Cases transmitted to CCR undergo no central pathology review, and histology code assignment at case registration is based on histology information contained in the patient’s medical record. The WHO Classification of Tumours of the Central Nervous System was revised in 1993,²⁷ 2000,²⁸ 2007,²⁹ 2016,¹¹ and 2021.¹⁸ As of 2018, the US cancer registration uses the 2016 classification for data abstraction, but tumors included in this report may have been diagnosed using the prevailing criteria at the time of diagnosis and subsequent case registration. This means that despite changes to histologic classification that have occurred over time, it is not possible to reclassify tumors based on new criteria but only to assign them to revised histology groupings (Supplementary Table 3) as CBTRUS has done with the data in its report covering 2014–2018. Only the data collected in 2018 include molecular biomarker information for certain histologies, including gliomas and medulloblastomas. In addition to changes in histologic criteria, there has historically been significant inter-rater variability in histopathological diagnosis of glioma.^30,31 However, the accuracy of histopathological diagnosis will improve as molecular marker testing is increasingly implemented in clinical practice.

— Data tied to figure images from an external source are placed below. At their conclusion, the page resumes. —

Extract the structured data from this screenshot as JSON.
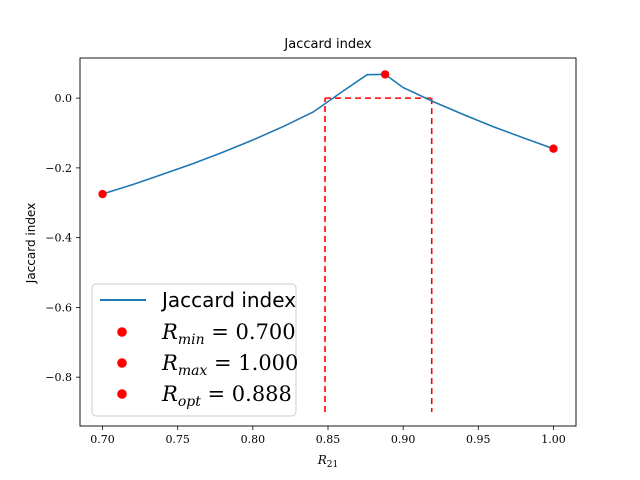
{
  "chart_data": {
    "type": "line",
    "title": "Jaccard index",
    "xlabel": "R_21",
    "ylabel": "Jaccard index",
    "xlim": [
      0.685,
      1.015
    ],
    "ylim": [
      -0.94,
      0.115
    ],
    "grid": false,
    "legend_position": "lower-left",
    "x_ticks": [
      {
        "value": 0.7,
        "label": "0.70"
      },
      {
        "value": 0.75,
        "label": "0.75"
      },
      {
        "value": 0.8,
        "label": "0.80"
      },
      {
        "value": 0.85,
        "label": "0.85"
      },
      {
        "value": 0.9,
        "label": "0.90"
      },
      {
        "value": 0.95,
        "label": "0.95"
      },
      {
        "value": 1.0,
        "label": "1.00"
      }
    ],
    "y_ticks": [
      {
        "value": 0.0,
        "label": "0.0"
      },
      {
        "value": -0.2,
        "label": "−0.2"
      },
      {
        "value": -0.4,
        "label": "−0.4"
      },
      {
        "value": -0.6,
        "label": "−0.6"
      },
      {
        "value": -0.8,
        "label": "−0.8"
      }
    ],
    "series": [
      {
        "name": "Jaccard index",
        "color": "#1f77b4",
        "x": [
          0.7,
          0.72,
          0.74,
          0.76,
          0.78,
          0.8,
          0.82,
          0.84,
          0.86,
          0.876,
          0.888,
          0.9,
          0.92,
          0.94,
          0.96,
          0.98,
          1.0
        ],
        "y": [
          -0.275,
          -0.248,
          -0.218,
          -0.188,
          -0.155,
          -0.12,
          -0.082,
          -0.04,
          0.02,
          0.067,
          0.068,
          0.03,
          -0.01,
          -0.047,
          -0.082,
          -0.114,
          -0.145
        ]
      }
    ],
    "points": [
      {
        "name": "R_min = 0.700",
        "x": 0.7,
        "y": -0.275,
        "color": "#ff0000"
      },
      {
        "name": "R_max = 1.000",
        "x": 1.0,
        "y": -0.145,
        "color": "#ff0000"
      },
      {
        "name": "R_opt = 0.888",
        "x": 0.888,
        "y": 0.068,
        "color": "#ff0000"
      }
    ],
    "dashed_lines": {
      "color": "#ff0000",
      "left_x": 0.848,
      "right_x": 0.919,
      "top_y": 0.0,
      "bottom_y": -0.9
    },
    "legend": [
      {
        "kind": "line",
        "text": "Jaccard index",
        "color": "#1f77b4"
      },
      {
        "kind": "marker",
        "var": "R",
        "sub": "min",
        "value": " = 0.700",
        "color": "#ff0000"
      },
      {
        "kind": "marker",
        "var": "R",
        "sub": "max",
        "value": " = 1.000",
        "color": "#ff0000"
      },
      {
        "kind": "marker",
        "var": "R",
        "sub": "opt",
        "value": " = 0.888",
        "color": "#ff0000"
      }
    ]
  }
}
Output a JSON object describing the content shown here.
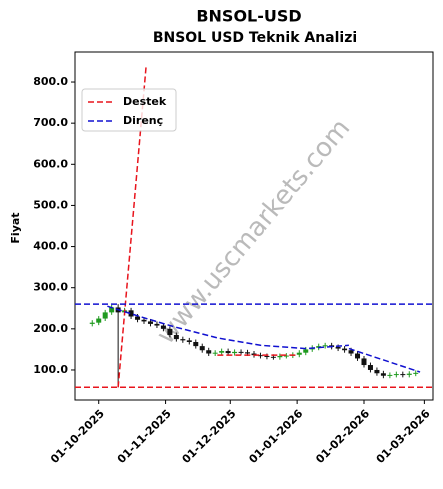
{
  "chart_data": {
    "type": "candlestick",
    "title": "BNSOL-USD",
    "subtitle": "BNSOL USD Teknik Analizi",
    "y_label": "Fiyat",
    "watermark": "www.uscmarkets.com",
    "x": [
      "2025-09-28",
      "2025-10-01",
      "2025-10-04",
      "2025-10-07",
      "2025-10-10",
      "2025-10-13",
      "2025-10-16",
      "2025-10-19",
      "2025-10-22",
      "2025-10-25",
      "2025-10-28",
      "2025-10-31",
      "2025-11-03",
      "2025-11-06",
      "2025-11-09",
      "2025-11-12",
      "2025-11-15",
      "2025-11-18",
      "2025-11-21",
      "2025-11-24",
      "2025-11-27",
      "2025-11-30",
      "2025-12-03",
      "2025-12-06",
      "2025-12-09",
      "2025-12-12",
      "2025-12-15",
      "2025-12-18",
      "2025-12-21",
      "2025-12-24",
      "2025-12-27",
      "2025-12-30",
      "2026-01-02",
      "2026-01-05",
      "2026-01-08",
      "2026-01-11",
      "2026-01-14",
      "2026-01-17",
      "2026-01-20",
      "2026-01-23",
      "2026-01-26",
      "2026-01-29",
      "2026-02-01",
      "2026-02-04",
      "2026-02-07",
      "2026-02-10",
      "2026-02-13",
      "2026-02-16",
      "2026-02-19",
      "2026-02-22",
      "2026-02-25"
    ],
    "open": [
      212,
      215,
      225,
      240,
      252,
      240,
      245,
      230,
      222,
      218,
      212,
      208,
      200,
      185,
      175,
      172,
      168,
      158,
      148,
      140,
      142,
      146,
      141,
      144,
      143,
      140,
      136,
      134,
      132,
      131,
      134,
      135,
      137,
      142,
      150,
      154,
      158,
      160,
      156,
      152,
      148,
      140,
      128,
      112,
      100,
      92,
      86,
      88,
      90,
      88,
      91
    ],
    "high": [
      221,
      231,
      246,
      258,
      260,
      251,
      251,
      236,
      228,
      224,
      218,
      214,
      206,
      191,
      181,
      178,
      174,
      164,
      154,
      148,
      152,
      152,
      150,
      150,
      149,
      146,
      142,
      140,
      138,
      140,
      141,
      143,
      148,
      156,
      160,
      164,
      166,
      166,
      162,
      158,
      154,
      146,
      134,
      118,
      106,
      98,
      94,
      96,
      96,
      97,
      99
    ],
    "low": [
      206,
      209,
      219,
      234,
      58,
      234,
      224,
      216,
      212,
      206,
      202,
      194,
      179,
      169,
      166,
      162,
      152,
      142,
      134,
      134,
      136,
      135,
      135,
      137,
      134,
      130,
      128,
      126,
      125,
      125,
      128,
      129,
      131,
      136,
      144,
      148,
      152,
      150,
      146,
      142,
      134,
      122,
      106,
      94,
      86,
      80,
      80,
      82,
      82,
      82,
      85
    ],
    "close": [
      215,
      225,
      240,
      252,
      240,
      245,
      230,
      222,
      218,
      212,
      208,
      200,
      185,
      175,
      172,
      168,
      158,
      148,
      140,
      142,
      146,
      141,
      144,
      143,
      140,
      136,
      134,
      132,
      131,
      134,
      135,
      137,
      142,
      150,
      154,
      158,
      160,
      156,
      152,
      148,
      140,
      128,
      112,
      100,
      92,
      86,
      88,
      90,
      88,
      91,
      93
    ],
    "up_color": "#1f9a1f",
    "down_color": "#111111",
    "series": [
      {
        "name": "Destek",
        "color": "#e8141c",
        "lines": [
          {
            "x": [
              "2025-10-10",
              "2025-10-23"
            ],
            "y": [
              58,
              840
            ]
          },
          {
            "x": [
              "2025-09-20",
              "2026-03-05"
            ],
            "y": [
              58,
              58
            ]
          },
          {
            "x": [
              "2025-11-25",
              "2026-01-01"
            ],
            "y": [
              136,
              136
            ]
          }
        ]
      },
      {
        "name": "Direnç",
        "color": "#1010d0",
        "lines": [
          {
            "x": [
              "2025-09-20",
              "2026-03-05"
            ],
            "y": [
              260,
              260
            ]
          },
          {
            "x": [
              "2025-10-05",
              "2025-10-20",
              "2025-11-05",
              "2025-11-25",
              "2025-12-15",
              "2026-01-05",
              "2026-01-25"
            ],
            "y": [
              255,
              230,
              205,
              178,
              160,
              152,
              160
            ]
          },
          {
            "x": [
              "2026-01-25",
              "2026-02-27"
            ],
            "y": [
              152,
              95
            ]
          }
        ]
      }
    ],
    "legend": "upper left",
    "xlim": [
      "2025-09-20",
      "2026-03-05"
    ],
    "xticks": [
      {
        "value": "2025-10-01",
        "label": "01-10-2025"
      },
      {
        "value": "2025-11-01",
        "label": "01-11-2025"
      },
      {
        "value": "2025-12-01",
        "label": "01-12-2025"
      },
      {
        "value": "2026-01-01",
        "label": "01-01-2026"
      },
      {
        "value": "2026-02-01",
        "label": "01-02-2026"
      },
      {
        "value": "2026-03-01",
        "label": "01-03-2026"
      }
    ],
    "ylim": [
      27,
      873
    ],
    "yticks": [
      {
        "value": 100,
        "label": "100.0"
      },
      {
        "value": 200,
        "label": "200.0"
      },
      {
        "value": 300,
        "label": "300.0"
      },
      {
        "value": 400,
        "label": "400.0"
      },
      {
        "value": 500,
        "label": "500.0"
      },
      {
        "value": 600,
        "label": "600.0"
      },
      {
        "value": 700,
        "label": "700.0"
      },
      {
        "value": 800,
        "label": "800.0"
      }
    ]
  }
}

The 2021 WHO classification further expands the role of molecular pathology in defining CNS tumors, particularly for the diffuse astrocytic and oligodendroglial tumors where IDH mutation and 1p/19q codeletion status are the defining molecular markers.¹⁸ It is important that key stakeholders, including clinicians, researchers, cancer registrars, and standard setters, work together to ensure that WHO classifications are implemented in a meaningful and timely way. Cancer registries have begun to record key molecular marker information including IDH1/2 mutation, 1p/19q codeletion, and MGMT promoter methylation status for gliomas; and medulloblastoma molecular subtypes (WNT- and SHH-activated, including TP53 mutational status.¹ While such molecular information could not be included in the current summary, we anticipate that future versions will be able to include stratification by such information as the data accrue.

Mortality and Survival Data

There are several limitations specific to mortality and survival data. Mortality statistics depend on the clinician that completes an individual’s death certificate. In cases where cancer contributed to a death but is not listed as the underlying cause of death, the death may be incorrectly attributed to another cause. Survival data used for this report are collected by NPCR for 42 of the 52 CCR in the US, primarily through linkage with death certificate and other administrative records, including health care provider or social security records. These methods have been shown to produce reliable and robust estimates of cancer survival,^32,33 although survival may be overestimated in cases where death information is missing, such as when a patient leaves the state or country. Survival data used in this report cover the period 2001–2017 and do not include cases with molecular marker data, which only began to be collected for specific histologies in diagnosis years 2018. For histologies where molecular markers are not critical to diagnosis, resulting survival data continue to represent the “gold standard” of population-based survival statistics for primary brain and CNS tumors. For histologies which now incorporate molecular data, particularly the diffuse astrocytic and oligodendroglial tumors, survival statistics based on histologic groupings continue to represent accurate population-based survival for individuals classified under the prevailing criteria at their time of diagnosis.

In conclusion, we summarize incidence, mortality, and survival statistics for major histologic groupings of primary CNS tumors in the US. We hope that this will serve as a resource for clinicians in the field and anticipate future reports to reflect increasingly molecular-based WHO diagnostic criteria.